Chacune de ses réponses soulevait chez moi deux autres questions. Il m’expliqua alors sa foi basée sur deux entités, Valass et Himka, il m’expliqua comment il avait survécu à la bataille des cinq rois et comment il luttait depuis pour révéler la vérité au monde. Il me subjuguait, il était grand combattant, savait un nombre incalculable de choses, avait vécu tant d’aventures et demeurait pourtant fidèle à ses convictions malgré les obstacles. Je m’efforçais de ne pas paraître niaise ou ignorante à ses côtés mais cela était impossible. Comment une humaine bientôt quarantenaire aurait pu apporter autant à la conversation qu’un être pluriséculaire ? Ma surprise n’en fut que plus grande lorsque ce fut à son tour de me poser des questions. Il s’intéressa à ma vie personnelle avant de m’interroger sur cette histoire d’assassinat survenu juste avant son retour.

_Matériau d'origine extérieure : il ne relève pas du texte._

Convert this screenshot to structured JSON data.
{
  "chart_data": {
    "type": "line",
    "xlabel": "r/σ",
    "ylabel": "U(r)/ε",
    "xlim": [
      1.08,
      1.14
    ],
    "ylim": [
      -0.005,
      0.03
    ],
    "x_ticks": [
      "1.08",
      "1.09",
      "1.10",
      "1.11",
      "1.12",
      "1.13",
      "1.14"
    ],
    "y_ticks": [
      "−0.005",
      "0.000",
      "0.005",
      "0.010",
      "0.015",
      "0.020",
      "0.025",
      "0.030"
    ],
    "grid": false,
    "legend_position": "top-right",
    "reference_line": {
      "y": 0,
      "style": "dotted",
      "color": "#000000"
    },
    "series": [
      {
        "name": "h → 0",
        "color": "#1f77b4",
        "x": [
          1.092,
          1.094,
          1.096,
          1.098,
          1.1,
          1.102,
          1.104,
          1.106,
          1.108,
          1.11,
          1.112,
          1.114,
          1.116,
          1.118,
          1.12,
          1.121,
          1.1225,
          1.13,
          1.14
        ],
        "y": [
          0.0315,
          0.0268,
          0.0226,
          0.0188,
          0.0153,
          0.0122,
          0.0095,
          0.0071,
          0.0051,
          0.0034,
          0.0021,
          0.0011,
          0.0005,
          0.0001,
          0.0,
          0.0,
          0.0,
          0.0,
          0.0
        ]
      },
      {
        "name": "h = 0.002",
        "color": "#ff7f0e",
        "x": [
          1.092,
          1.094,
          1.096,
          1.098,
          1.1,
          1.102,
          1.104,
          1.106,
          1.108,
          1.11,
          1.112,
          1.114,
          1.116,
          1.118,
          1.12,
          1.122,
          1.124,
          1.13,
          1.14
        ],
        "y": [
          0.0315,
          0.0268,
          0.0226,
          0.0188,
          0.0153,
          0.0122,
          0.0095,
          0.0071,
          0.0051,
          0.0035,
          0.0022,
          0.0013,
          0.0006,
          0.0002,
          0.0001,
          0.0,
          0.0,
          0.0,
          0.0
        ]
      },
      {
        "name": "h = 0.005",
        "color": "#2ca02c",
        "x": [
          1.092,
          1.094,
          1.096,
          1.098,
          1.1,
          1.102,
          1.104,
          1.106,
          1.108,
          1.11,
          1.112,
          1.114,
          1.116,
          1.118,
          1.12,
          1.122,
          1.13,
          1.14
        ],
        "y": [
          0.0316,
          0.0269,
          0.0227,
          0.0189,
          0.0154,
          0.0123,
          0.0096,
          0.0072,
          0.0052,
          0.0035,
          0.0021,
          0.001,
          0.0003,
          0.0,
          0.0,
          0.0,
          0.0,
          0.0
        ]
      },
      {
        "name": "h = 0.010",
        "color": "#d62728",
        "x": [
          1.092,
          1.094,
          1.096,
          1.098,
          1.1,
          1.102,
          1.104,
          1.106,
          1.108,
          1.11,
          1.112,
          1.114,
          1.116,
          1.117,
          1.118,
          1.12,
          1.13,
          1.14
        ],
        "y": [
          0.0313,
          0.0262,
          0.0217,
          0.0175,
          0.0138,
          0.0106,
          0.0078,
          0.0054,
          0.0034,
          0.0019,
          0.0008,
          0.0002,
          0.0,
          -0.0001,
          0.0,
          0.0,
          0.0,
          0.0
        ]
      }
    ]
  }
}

Je lui dis tout ce que je savais. Les vampires nous interrogeaient chaque jour et la meurtrière ne fut découverte que la veille de l’assassinat. Je le savais car c’était une de mes amies qui l’avait repérée. Elle avait espéré quelque récompense mais s’était vu répondre que la vie était un présent que les vampires lui faisaient chaque jour et qu’il serait bien orgueilleux d’en demander davantage. Il me pria ensuite de décrire le vampire à qui mon amie s’était adressée. Je n’en savais rien mais lui promis de m’informer à ce sujet.

Toutes ces discussions mêlant sujets sérieux et anecdotes sur nos vies, révélations d’importances plus ou moins égales et réflexions théologiques firent naître en moi un sentiment que je n’aurai jamais pensé pouvoir éprouver pour un vampire. La nuit se passa dans la plus grande des délectations et j’eus tout juste le temps de rejoindre ma tente incognito avant que le soleil ne se lève. Jamais depuis la mort de mon défunt mari je n’avais ressenti tant de joie et de plaisir.